The bishops and priests, as we know, he placed over various churches in Meath and Connaught during the nine years that he was preaching in those wide territories. Meantime, the school of ‘youths,’ whom he had brought with him to Ireland from Gaul and Britain, accompanied the Apostle on his missionary journeys, and received in that way an excellent training for the ministry. They became familiar with the Irish tongue; they were present at the catechetical instructions given by the Saint, or his assistant priests and prelates; they took a share, according to their respective orders, in public worship and the administration of the Sacraments; they were taught to read and chant the Divine Office with the clergy; and in this way they received an excellent practical training for the work of the ministry.

But from the beginning Patrick resolved to recruit this school with pupils of Irish birth. Benignus, from the banks of the Boyne, was one of the first to join it. Later on Guasacht, son of Milcho, Ailbe of Shancoe, Bron, MacRime, Fiacc of Sletty, and a host of other Irish boys were admitted to this itinerant school of Patrick, and trained in the way we have indicated above. They were excellent candidates for the ministry. Many of them belonged to the schools of the Bards or Brehons, and had not only a thorough knowledge of their own tongue, but had highly trained memories, and without doubt, were skilled in the use of letters and well able to read and write in the native fashion. Admission to this school soon became an object of ambition for the sons of the petty chieftains, for their parents and themselves soon perceived that to be head of a tribal church was not only desirable from a spiritual, but also from a temporal point of view.

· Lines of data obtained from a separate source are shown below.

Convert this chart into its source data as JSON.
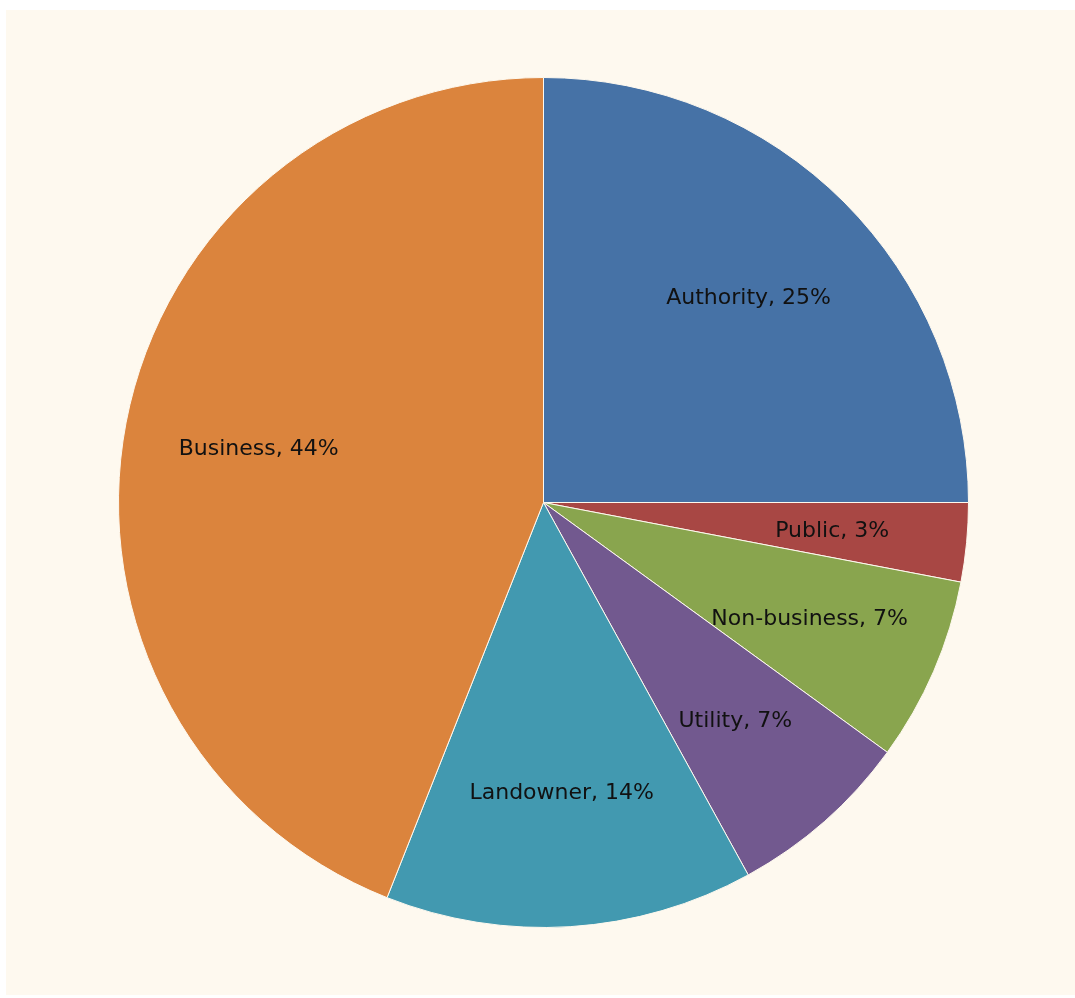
{
  "chart_data": {
    "type": "pie",
    "categories": [
      "Authority",
      "Public",
      "Non-business",
      "Utility",
      "Landowner",
      "Business"
    ],
    "values": [
      25,
      3,
      7,
      7,
      14,
      44
    ],
    "colors": [
      "#4672a6",
      "#a84744",
      "#89a54e",
      "#72598f",
      "#4299b0",
      "#db843d"
    ],
    "value_labels": [
      "25%",
      "3%",
      "7%",
      "7%",
      "14%",
      "44%"
    ]
  }
}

The greatest difficulty found in practice was to provide books for the students of this school. The supply originally given to Patrick by St. Celestine, as old authors say, was soon exhausted; and then Patrick was forced—either himself or his attendant prelates—to write ‘alphabets’ for his pupils. The ‘alphabet’ was simply a catechism, or compendium of Christian doctrine, which was given to the young cleric to get by rote, and was of course, duly expounded for him by the teachers of the school, so that in a short time he became qualified to teach others all that he had learned himself.

In the same way, copies of the Lebar n Uird, or Liber Ordinis, that is the Ordo of the Mass, and also of the Lebar Baptismi, or Ritual, were multiplied and expounded for the students, who were thus enabled to celebrate Mass and administer the Sacraments under the guidance of their elders, until they were themselves deemed qualified to be placed over churches of their own. Sometimes when Patrick found a prelate specially qualified to instruct others he gave him the means of establishing a school of his own; as he did in the case of Bishop Mucna of Domnachmore, near Killala, to whom he gave the ‘Seven Books of the Law,’ with full authority to ‘ordain bishops and priests and deacons in that region.’ This Mucna was a brother of Cethech or Cethechus of Baslic, and was himself most probably educated in Gaul or Britain. We find reference made to Manchen the Master, or Mancen—so the Irish Tripartite has it—as dwelling there also; whence we may infer that Bishop Mucna was authorised by Patrick to establish a kind of theological seminary at Domnachmore ‘over the Wood of Focluth’ by the western sea, probably the first of the kind established in Ireland.